Statistics. All data are expressed as the mean ± SEM. Statistical analysis was performed using GraphPad Prism 10.01.02 (GraphPad Software). Normal distribution of the data was assessed using a Q-Q plot generated using GraphPad Prism 10.01.02. Data were analyzed using a 2-sided, unpaired, Student’s t test when only 2 groups were compared. When more than 2 datasets were compared, a 1-way or 2-way ANOVA was performed with adjustment for multiple comparisons using Tukey’s test (recommended by Prism). A P value of less than 0.05 was considered significant. The only animals excluded from analysis were those that died prior to the planned euthanasia date.

Study approval. All animal procedures were approved by the IACUC of Duke University (protocol A260-18-11). For human samples, Duke University IRB approval (protocol pro00108369) was obtained to request previously collected and archived for-cause biopsies of native and transplanted kidneys.

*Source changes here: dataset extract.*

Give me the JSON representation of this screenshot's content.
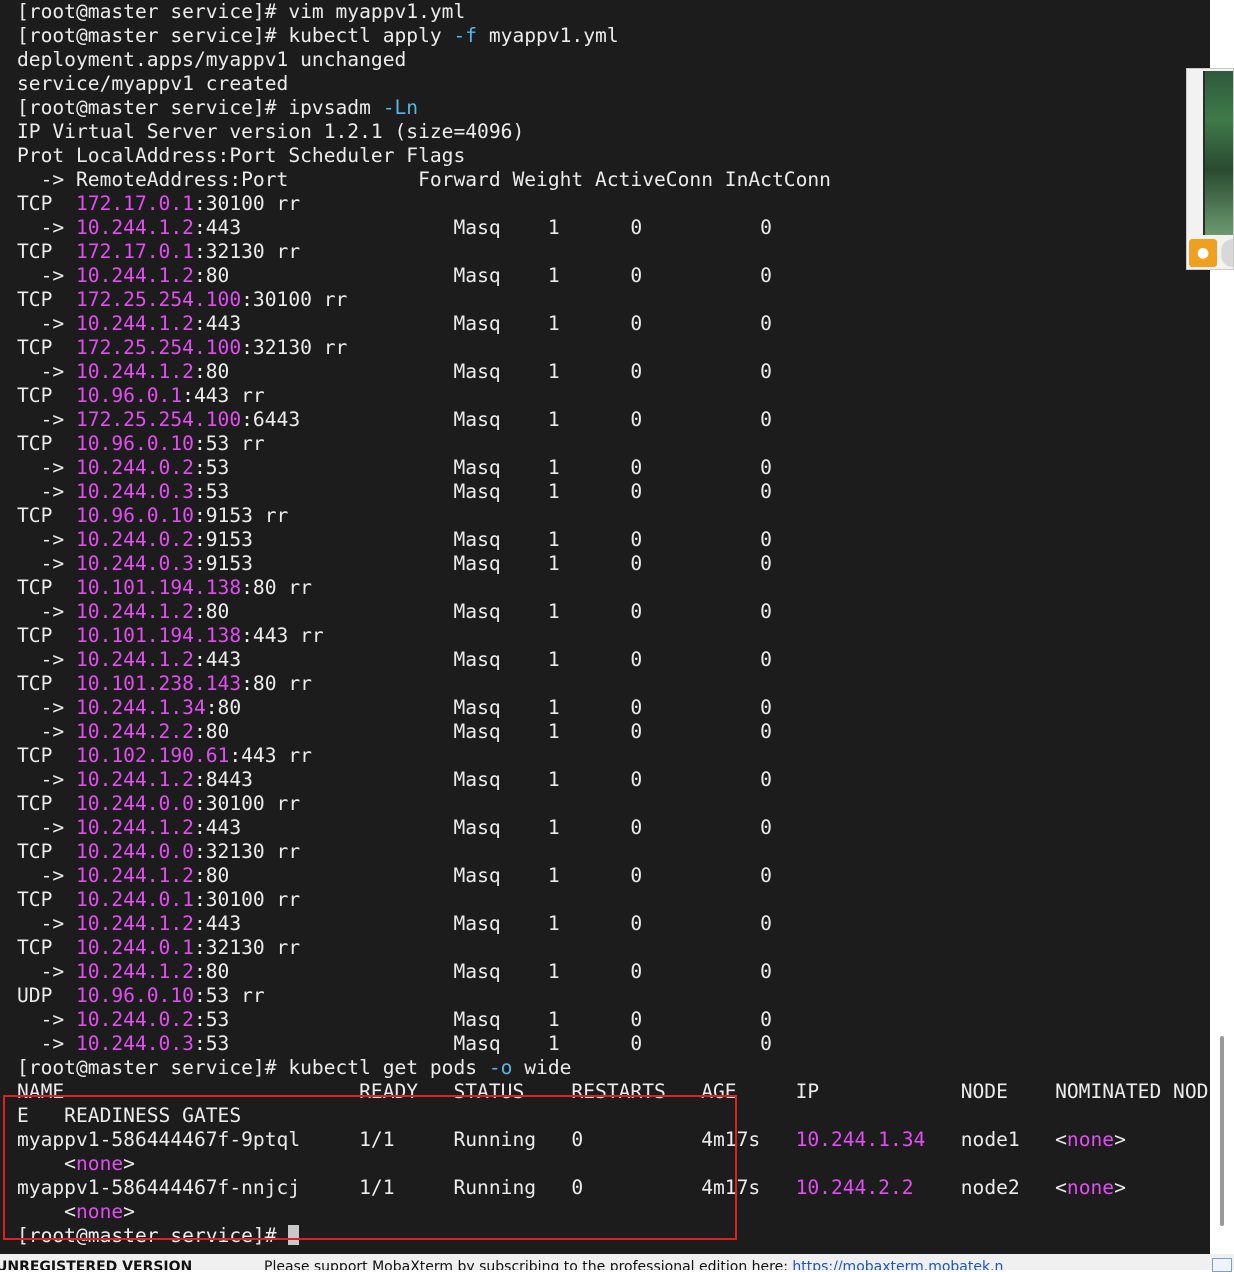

Data availability statement. The NanoString Ncounter data supporting the findings of this study are openly available in the Gene Expression Omnibus (GEO) repository (GEO GSE252904). The results here are in whole or part based on data generated by the Kidney Precision Medicine Project (KPMP) (accessed March 11, 2023; https://www.kpmp.org; ref. 63). For snRNA-Seq of human kidney samples, the following additional GEO repositories were utilized GSE195460 and GSE210622. Values for all data points in graphs are reported in the Supporting Data Values file.